It was in great part the students, as all know who have followed the vicissitudes of Marius and Cosette in Les Misérables, who were responsible for the insurrection of 1830.

It was in the spheres of literature and art, however, where Romanticism was struggling to supplant Classicism, that the hottest passions were kindled. The influence of Scott, Byron, and the rising Hugo dominated, even in the matter of dress. Romanticists adopted the costumes of Moslems, Corsairs, and Giaours: the Quartier resembled a fancy-dress ball-room, and men fought in its streets for their artistic as they had in other times for their political and religious creeds.

The students of the reign of Louis Philippe have been thus pictured by De Banville: “Young, gay, reckless, but possessed of native distinction, coquettishly arrayed in velvet and all sorts of original and fancy costumes, capped with Basque bérets and felts à la Rubens, they went up and down, sauntering, singing, gazing into space, alone, or in pairs, or in groups, or three by three, selling their text-books willingly at the old book dealers in order to enter the cabaret,—a custom which, as you know, dates from the twelfth century.”

Of this same youth and that which came immediately after it Aurélien Scholl writes: “The young men of the schools thought solely of fêtes and of fun. The Quartier resembled strangely the Bohème of Mürger,—la noce, nothing but la noce. The historiographer of this epoch finds only farces to narrate, and such farces!”

And yet the students played almost as large a part in the revolution of 1848 as in that of 1830. Under their masks of flippancy they were serious. They had merely been waiting for the strategic moment and a leader; and, when in 1847 Antonio Watripon, bent on a “reawakening of the schools,” founded a journal, La Lanterne du Quartier Latin, as a means of organising and directing the student opposition, they took an active part in the demonstrations which brought about the downfall of the government of Louis Philippe.

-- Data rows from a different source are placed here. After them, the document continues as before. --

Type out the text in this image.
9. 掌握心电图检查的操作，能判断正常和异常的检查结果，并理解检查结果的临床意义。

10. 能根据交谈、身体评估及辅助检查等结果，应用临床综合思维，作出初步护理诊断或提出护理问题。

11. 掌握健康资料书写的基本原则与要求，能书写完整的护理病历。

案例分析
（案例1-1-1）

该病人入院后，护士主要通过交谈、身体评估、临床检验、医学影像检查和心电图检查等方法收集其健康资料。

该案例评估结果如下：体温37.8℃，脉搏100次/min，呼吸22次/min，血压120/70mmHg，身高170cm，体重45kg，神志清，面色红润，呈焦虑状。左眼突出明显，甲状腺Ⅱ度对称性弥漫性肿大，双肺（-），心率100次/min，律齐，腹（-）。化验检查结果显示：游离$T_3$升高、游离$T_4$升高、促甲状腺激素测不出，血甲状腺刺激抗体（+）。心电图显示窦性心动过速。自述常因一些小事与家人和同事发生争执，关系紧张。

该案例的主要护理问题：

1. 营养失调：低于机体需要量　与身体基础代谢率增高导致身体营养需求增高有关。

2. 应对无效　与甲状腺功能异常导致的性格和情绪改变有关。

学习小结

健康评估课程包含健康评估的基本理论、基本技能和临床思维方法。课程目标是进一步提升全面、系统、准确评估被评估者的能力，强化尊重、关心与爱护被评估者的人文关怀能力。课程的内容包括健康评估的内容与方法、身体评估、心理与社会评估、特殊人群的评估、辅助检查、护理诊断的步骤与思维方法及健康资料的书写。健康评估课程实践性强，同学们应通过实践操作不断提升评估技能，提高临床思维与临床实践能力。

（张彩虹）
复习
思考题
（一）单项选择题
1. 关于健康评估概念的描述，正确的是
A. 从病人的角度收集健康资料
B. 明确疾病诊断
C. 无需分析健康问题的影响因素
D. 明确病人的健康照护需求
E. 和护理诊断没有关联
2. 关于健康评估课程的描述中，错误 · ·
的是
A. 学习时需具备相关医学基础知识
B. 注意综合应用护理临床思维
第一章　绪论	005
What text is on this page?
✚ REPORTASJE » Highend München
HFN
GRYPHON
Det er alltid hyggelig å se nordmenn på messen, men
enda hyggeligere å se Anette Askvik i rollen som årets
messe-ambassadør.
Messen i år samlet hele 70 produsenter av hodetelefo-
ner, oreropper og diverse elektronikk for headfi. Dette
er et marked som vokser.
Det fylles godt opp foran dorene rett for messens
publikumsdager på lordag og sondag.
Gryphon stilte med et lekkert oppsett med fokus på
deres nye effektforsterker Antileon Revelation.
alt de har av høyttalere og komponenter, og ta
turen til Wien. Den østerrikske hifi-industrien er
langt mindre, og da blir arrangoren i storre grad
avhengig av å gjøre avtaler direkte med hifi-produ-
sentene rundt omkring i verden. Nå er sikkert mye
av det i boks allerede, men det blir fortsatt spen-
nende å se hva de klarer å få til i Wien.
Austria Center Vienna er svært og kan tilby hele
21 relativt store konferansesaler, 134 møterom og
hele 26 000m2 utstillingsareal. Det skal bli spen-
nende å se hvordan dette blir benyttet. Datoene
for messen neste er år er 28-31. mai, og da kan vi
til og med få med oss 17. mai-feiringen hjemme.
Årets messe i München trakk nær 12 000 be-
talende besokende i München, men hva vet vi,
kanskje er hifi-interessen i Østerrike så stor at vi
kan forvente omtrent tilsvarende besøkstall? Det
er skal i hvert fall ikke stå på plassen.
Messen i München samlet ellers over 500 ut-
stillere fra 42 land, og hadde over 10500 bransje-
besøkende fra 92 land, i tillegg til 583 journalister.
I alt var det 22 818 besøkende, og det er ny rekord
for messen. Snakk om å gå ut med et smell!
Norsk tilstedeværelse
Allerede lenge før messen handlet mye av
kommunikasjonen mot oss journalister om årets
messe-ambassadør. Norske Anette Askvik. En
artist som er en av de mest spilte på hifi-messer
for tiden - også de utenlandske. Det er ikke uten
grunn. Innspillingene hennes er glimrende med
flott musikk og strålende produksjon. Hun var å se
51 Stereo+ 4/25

They sprang to arms again, soon after, against the disillusionising coup d’état of the third Napoleon, while the workingmen remained relatively submissive. “At the news that Louis Napoleon is getting ready to confiscate the public liberties,” says Scholl, “a wave of indignation sweeps over the length and breadth of the Quartier. The students invade, and pronounce inflammatory discourses in, café after café, crèmerie after crèmerie. They descend without hesitation into the street to combat the troops of the tyrant, and many pay for their heroism with their lives.”

The discouragement which followed the complete establishment of the authority of the usurper naturally gave rise to a sort of lassitude, which was mistaken by many for sycophancy or indifference, and was generally regarded as proof positive of the degeneration of the student type. But the students, although temporarily silent and outwardly submissive, had not disarmed. It was not long before Vallès, Gambetta, Vermesch, Blanqui, Rochefort, and scores of others, who participated a little later in the Commune or in the founding of the Third Republic, were busily sowing the seeds of disaffection in the cafes; and in 1865 this fresh revolutionary movement was given coherence and direction by Les Propos de Labienus, the little masterpiece of Rogeard.

It was, in point of fact, mainly in the cafés of the Latin Quarter rather than in the university proper that the revolution of 1871, as well as that of 1789, was fermented.

In 1866, at the Café de la Renaissance Hellénique, a revolutionary club was formed, consisting of eight persons, the oldest of whom was barely twenty-two,—five law students, a medical student, a painter, and a rentier,—the first overt act of which was a riotous protest against the production of Augier’s La Contagion at the Odéon. Most, if not all, of the charter members of this club, which was soon consolidated with a club of older men meeting at the Café Serpente, saw the inside of the prison of Ste. Pélagie before the Commune was achieved.

“The Renaissance,” says Auguste Lepage in his Cafés Artistiques et Littéraires de Paris, “had a special physiognomy at the absinthe hour and after dinner. Noisy, uncombed students entered, mounted to the second floor, got together in groups, and talked politics or took a turn at billiards. They lighted long pipes, artistically coloured; and through the smoke clouds might be heard, together with the voices of the speechifiers, the clicks of the ivory balls as they met on the green cushions. Etudiantes accompanied the students. These strikingly dressed girls smoked cigarettes and occupied themselves with politics.”